Thrombotic events were reported in 5 patients, none of whom were receiving antithrombotic therapy when the event occurred. One event, a DVT with PE, occurred 48 hours after idarucizumab application. The other events occurred from 7 to 26 days after idarucizumab administration. In the absence of a control group, thrombotic events are difficult to distinguish from prothrombotic events that might be a direct result of stimulation of the coagulation cascade by the reversal agent. However, the absence of a temporal proximity between treatment and event (earliest event 48 hours after idarucizumab) and the fact that none of these patients were anticoagulated at the time of event makes prothrombotic effects of idarucizumab very unlikely.
There were 18 deaths overall, 9 each in Groups A and B. Mortality during the study reflected the severe morbidity of the enrolled patients: deaths within 96 hours of treatment appeared to be related to progression of the original reason for emergency admission (2 with septic shock, 3 with ICH, and 1 each with multi-organ failure, haemodynamic collapse, respiratory failure, and cardiac arrest), while all later deaths appeared to reflect comorbidities (e.g. congestive heart failure, Parkinson’s disease, cardiac arrest, and progression of malignancy).
Pollack C et al.
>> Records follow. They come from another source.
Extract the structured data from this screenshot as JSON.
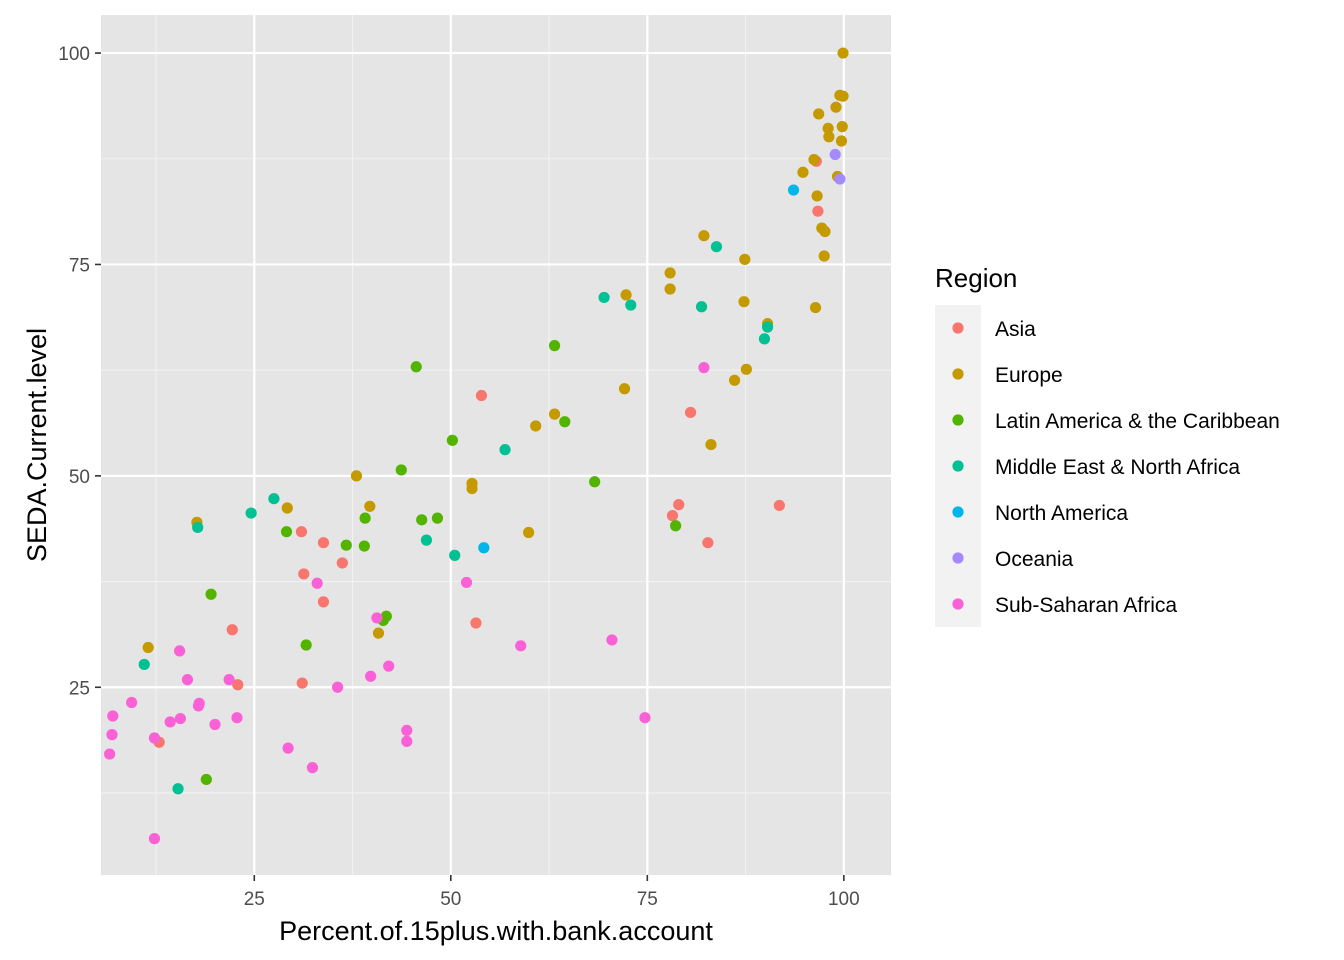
{
  "chart_data": {
    "type": "scatter",
    "title": "",
    "xlabel": "Percent.of.15plus.with.bank.account",
    "ylabel": "SEDA.Current.level",
    "xlim": [
      5.5,
      106
    ],
    "ylim": [
      2.8,
      104.5
    ],
    "xticks": [
      25,
      50,
      75,
      100
    ],
    "xtick_labels": [
      "25",
      "50",
      "75",
      "100"
    ],
    "yticks": [
      25,
      50,
      75,
      100
    ],
    "ytick_labels": [
      "25",
      "50",
      "75",
      "100"
    ],
    "grid": true,
    "background": "#E5E5E5",
    "legend": {
      "title": "Region",
      "position": "right"
    },
    "series": [
      {
        "name": "Asia",
        "color": "#F8766D",
        "points": [
          [
            96.5,
            87.2
          ],
          [
            96.7,
            81.3
          ],
          [
            53.9,
            59.5
          ],
          [
            80.5,
            57.5
          ],
          [
            91.8,
            46.5
          ],
          [
            79,
            46.6
          ],
          [
            78.2,
            45.3
          ],
          [
            82.7,
            42.1
          ],
          [
            31,
            43.4
          ],
          [
            33.8,
            42.1
          ],
          [
            36.2,
            39.7
          ],
          [
            31.3,
            38.4
          ],
          [
            33.8,
            35.1
          ],
          [
            53.2,
            32.6
          ],
          [
            22.2,
            31.8
          ],
          [
            22.9,
            25.3
          ],
          [
            31.1,
            25.5
          ],
          [
            12.9,
            18.5
          ]
        ]
      },
      {
        "name": "Europe",
        "color": "#C49A00",
        "points": [
          [
            99.9,
            100
          ],
          [
            99.5,
            95
          ],
          [
            99.9,
            94.9
          ],
          [
            99,
            93.6
          ],
          [
            96.8,
            92.8
          ],
          [
            98,
            91.1
          ],
          [
            99.8,
            91.3
          ],
          [
            98.1,
            90.1
          ],
          [
            99.7,
            89.6
          ],
          [
            96.2,
            87.4
          ],
          [
            94.8,
            85.9
          ],
          [
            99.2,
            85.4
          ],
          [
            96.6,
            83.1
          ],
          [
            97.2,
            79.3
          ],
          [
            97.6,
            78.9
          ],
          [
            82.2,
            78.4
          ],
          [
            97.5,
            76
          ],
          [
            87.4,
            75.6
          ],
          [
            77.9,
            74
          ],
          [
            77.9,
            72.1
          ],
          [
            72.3,
            71.4
          ],
          [
            87.3,
            70.6
          ],
          [
            96.4,
            69.9
          ],
          [
            90.3,
            68
          ],
          [
            87.6,
            62.6
          ],
          [
            72.1,
            60.3
          ],
          [
            86.1,
            61.3
          ],
          [
            63.2,
            57.3
          ],
          [
            60.8,
            55.9
          ],
          [
            83.1,
            53.7
          ],
          [
            38,
            50
          ],
          [
            52.7,
            49.1
          ],
          [
            52.7,
            48.5
          ],
          [
            39.7,
            46.4
          ],
          [
            29.2,
            46.2
          ],
          [
            17.7,
            44.5
          ],
          [
            59.9,
            43.3
          ],
          [
            40.8,
            31.4
          ],
          [
            11.5,
            29.7
          ]
        ]
      },
      {
        "name": "Latin America & the Caribbean",
        "color": "#53B400",
        "points": [
          [
            45.6,
            62.9
          ],
          [
            63.2,
            65.4
          ],
          [
            64.5,
            56.4
          ],
          [
            50.2,
            54.2
          ],
          [
            43.7,
            50.7
          ],
          [
            68.3,
            49.3
          ],
          [
            48.3,
            45
          ],
          [
            46.3,
            44.8
          ],
          [
            39.1,
            45
          ],
          [
            29.1,
            43.4
          ],
          [
            78.6,
            44.1
          ],
          [
            36.7,
            41.8
          ],
          [
            39,
            41.7
          ],
          [
            19.5,
            36
          ],
          [
            41.8,
            33.4
          ],
          [
            41.4,
            32.9
          ],
          [
            31.6,
            30
          ],
          [
            18.9,
            14.1
          ]
        ]
      },
      {
        "name": "Middle East & North Africa",
        "color": "#00C094",
        "points": [
          [
            69.5,
            71.1
          ],
          [
            72.9,
            70.2
          ],
          [
            83.8,
            77.1
          ],
          [
            81.9,
            70
          ],
          [
            90.3,
            67.6
          ],
          [
            89.9,
            66.2
          ],
          [
            56.9,
            53.1
          ],
          [
            27.5,
            47.3
          ],
          [
            24.6,
            45.6
          ],
          [
            17.8,
            43.9
          ],
          [
            46.9,
            42.4
          ],
          [
            50.5,
            40.6
          ],
          [
            11,
            27.7
          ],
          [
            15.3,
            13
          ]
        ]
      },
      {
        "name": "North America",
        "color": "#00B6EB",
        "points": [
          [
            93.6,
            83.8
          ],
          [
            54.2,
            41.5
          ]
        ]
      },
      {
        "name": "Oceania",
        "color": "#A58AFF",
        "points": [
          [
            98.9,
            88
          ],
          [
            99.5,
            85.1
          ]
        ]
      },
      {
        "name": "Sub-Saharan Africa",
        "color": "#FB61D7",
        "points": [
          [
            82.2,
            62.8
          ],
          [
            52,
            37.4
          ],
          [
            33,
            37.3
          ],
          [
            40.6,
            33.2
          ],
          [
            70.5,
            30.6
          ],
          [
            58.9,
            29.9
          ],
          [
            15.5,
            29.3
          ],
          [
            42.1,
            27.5
          ],
          [
            39.8,
            26.3
          ],
          [
            16.5,
            25.9
          ],
          [
            21.8,
            25.9
          ],
          [
            35.6,
            25
          ],
          [
            9.4,
            23.2
          ],
          [
            18,
            23.1
          ],
          [
            17.9,
            22.8
          ],
          [
            7,
            21.6
          ],
          [
            22.8,
            21.4
          ],
          [
            15.6,
            21.3
          ],
          [
            74.7,
            21.4
          ],
          [
            14.3,
            20.9
          ],
          [
            20,
            20.6
          ],
          [
            44.4,
            19.9
          ],
          [
            6.9,
            19.4
          ],
          [
            12.3,
            19
          ],
          [
            44.4,
            18.6
          ],
          [
            29.3,
            17.8
          ],
          [
            6.6,
            17.1
          ],
          [
            32.4,
            15.5
          ],
          [
            12.3,
            7.1
          ]
        ]
      }
    ]
  }
}
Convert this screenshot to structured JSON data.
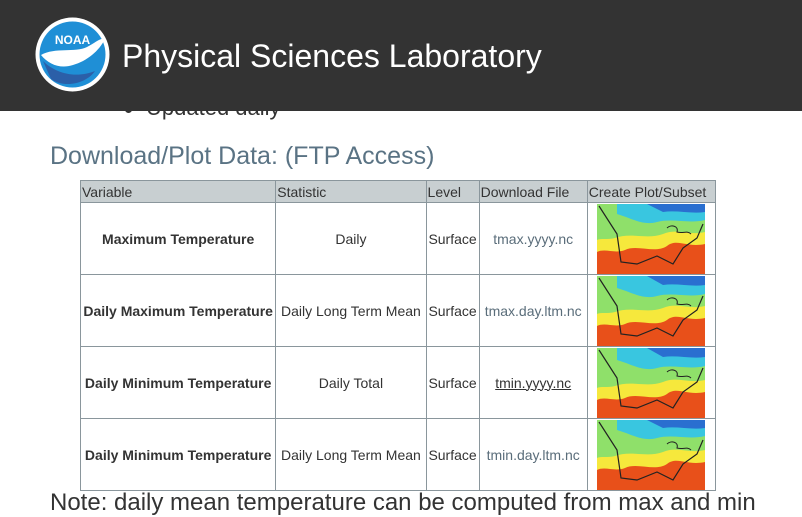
{
  "header": {
    "logo_text": "NOAA",
    "site_title": "Physical Sciences Laboratory"
  },
  "bullet_text": "Updated daily",
  "section_heading": "Download/Plot Data: (FTP Access)",
  "table": {
    "headers": [
      "Variable",
      "Statistic",
      "Level",
      "Download File",
      "Create Plot/Subset"
    ],
    "rows": [
      {
        "variable": "Maximum Temperature",
        "statistic": "Daily",
        "level": "Surface",
        "file": "tmax.yyyy.nc"
      },
      {
        "variable": "Daily Maximum Temperature",
        "statistic": "Daily Long Term Mean",
        "level": "Surface",
        "file": "tmax.day.ltm.nc"
      },
      {
        "variable": "Daily Minimum Temperature",
        "statistic": "Daily Total",
        "level": "Surface",
        "file": "tmin.yyyy.nc"
      },
      {
        "variable": "Daily Minimum Temperature",
        "statistic": "Daily Long Term Mean",
        "level": "Surface",
        "file": "tmin.day.ltm.nc"
      }
    ]
  },
  "bottom_text": "Note: daily mean temperature can be computed from max and min"
}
N Engl J Med 2015; 373:511–520
35. In conclusion, the results of RE-VERSE AD™ have so far confirmed that idarucizumab provides immediate and complete reversal of dabigatran anticoagulation in clinical practice.
In this cohort of elderly dabigatran-treated patients with multiple underlying illnesses who presented with life-threatening emergencies, administration of idarucizumab 5 g provided immediate and complete pharmacological reversal of anticoagulation as demonstrated by the dTT or ECT assays in up to 98% of patients.
The secondary clinical endpoints confirmed the effective reversal of anticoagulation, with normal intraoperative haemostasis reported in 92% of patients undergoing procedures and cessation of bleeding within an average of 12 hours for patients presenting with uncontrolled bleeds.
No safety concerns have been identified so far, with no immunogenic reactions and a low incidence of thrombotic events occurring only in patients not resuming anticoagulation.
Pollack C et al. N Engl J Med 2015; 373:511–520
36. The innovation that has driven the development of idarucizumab has led to this molecule being at the most advanced stage of clinical development of any anticoagulant reversal agent.